Doris ring with lapis lazuli as main stone
Doris ring with lapis lazuli as main stone

 

This quest is reflected in the company’s style of creating jewellery, which focuses on exceptional stones unencumbered by heavy design or overwhelming motifs. Fulvio is a self-described shape-searcher, emphasising volume, space, and a lavish use of colour with rubies, emeralds, and sapphires. Gemstones must be chosen with the highest standards, and Fulvio has the rare ability to see the future of a gem in a rough diamond crystal. Thus, when he draws a design, he is confident to give a precious stone enough room to breathe and to be admired from different angles.

 

Clochette emerald and diamond ring
Clochette emerald and diamond ring

 

Scavia’s latest collection includes the Evoluzione Pink ring, featuring a 13ct pink tourmaline that appears to float weightlessly amidst a spiral of white gold iced with diamonds. Another design, the Fiorina, has a flower with pink shell petals for its focal point, and features tanzanites, diamonds, and pink sapphires. The Manar Moon, meanwhile, highlights strings of micro-pearls suspended from white gold and diamond half-moons. A look at Scavia’s collections also reveals the company’s signature look: two-tone pieces featuring a contrast of platinum and white gold with black onyx, enhanced by the use of rare diamonds.

 

Nurgul II emerald and diamond earrings
Nurgul II emerald and diamond earrings

 

Fulvio’s travels help him to include cultural references in his designs. His largest sources of inspiration, of course, are his home country of Italy and the tradition of his predecessors. His grandfather Domenico opened the atelier in Corso XXII Marzo, where the city of Milan met the countryside, after the end of the First World War. Towards the end of the 1940s, Domenico’s daughter, Sara, reinvented the company, enlarging the shop and gaining fame in Milan and beyond. Eventually, she moved the store to Via della Spiga, one of the city’s top shopping streets, and later passed on the business to her son, Fulvio.

 

Cupola ring
Cupola ring

 

“She taught me to love this work, making it an on-going commitment, like a destiny that then becomes a vocation,” says Fulvio. “I inherited my mother’s refined taste in design, her feeling for colour. Together, we broke away from the traditional schemes of jewellery and began experimenting enthusiastically with both form and technique.” He also enjoyed spending his days in the atelier, where he learned from the company’s craftsmen.

 

Pastry ring
Pastry ring

 

Most of all, and perhaps partly due to the influence of his mother, Fulvio seeks inspiration from the feminine world for its sensitivity and romanticism.

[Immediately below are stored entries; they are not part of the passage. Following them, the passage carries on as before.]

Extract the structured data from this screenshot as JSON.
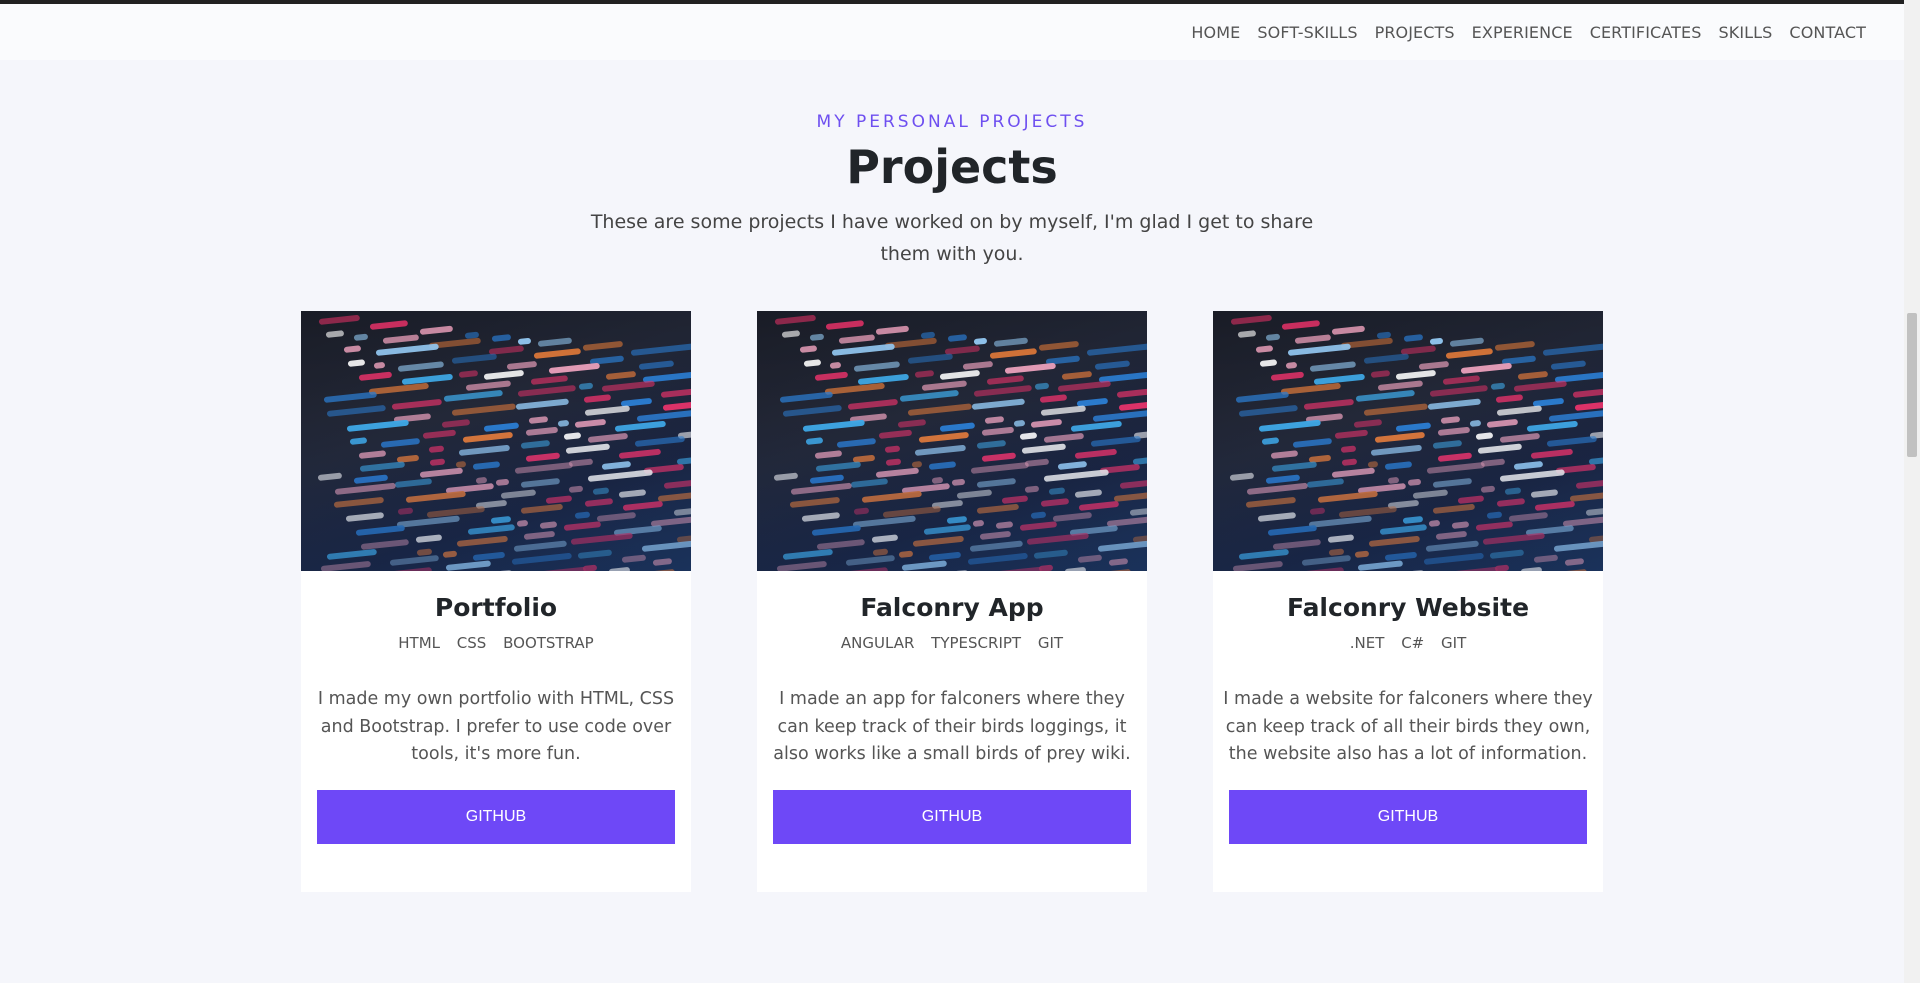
{
  "nav": {
    "items": [
      "HOME",
      "SOFT-SKILLS",
      "PROJECTS",
      "EXPERIENCE",
      "CERTIFICATES",
      "SKILLS",
      "CONTACT"
    ]
  },
  "section": {
    "eyebrow": "MY PERSONAL PROJECTS",
    "title": "Projects",
    "subtitle": "These are some projects I have worked on by myself, I'm glad I get to share them with you."
  },
  "cards": [
    {
      "title": "Portfolio",
      "tags": [
        "HTML",
        "CSS",
        "BOOTSTRAP"
      ],
      "description": "I made my own portfolio with HTML, CSS and Bootstrap. I prefer to use code over tools, it's more fun.",
      "button_label": "GITHUB",
      "image_icon": "code-screenshot-image"
    },
    {
      "title": "Falconry App",
      "tags": [
        "ANGULAR",
        "TYPESCRIPT",
        "GIT"
      ],
      "description": "I made an app for falconers where they can keep track of their birds loggings, it also works like a small birds of prey wiki.",
      "button_label": "GITHUB",
      "image_icon": "code-screenshot-image"
    },
    {
      "title": "Falconry Website",
      "tags": [
        ".NET",
        "C#",
        "GIT"
      ],
      "description": "I made a website for falconers where they can keep track of all their birds they own, the website also has a lot of information.",
      "button_label": "GITHUB",
      "image_icon": "code-screenshot-image"
    }
  ],
  "colors": {
    "accent": "#6e48f7",
    "eyebrow": "#6e4ff0",
    "page_bg": "#f5f6fb",
    "card_bg": "#ffffff"
  }
}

In creating a design, he likes to discover the client’s personality, needs, and desires, and “match them with the jewellery, which she must instantly feel a living part of her”. For this reason, every Scavia store offers intimate, personalised service, be it in Milan, in Tokyo, or in its most recent Asian boutique, in Shenzhen. So whether one is selecting a design or having jewellery created exclusively for oneself, Fulvio ensures that each wearer finds herself in every piece of Scavia jewellery.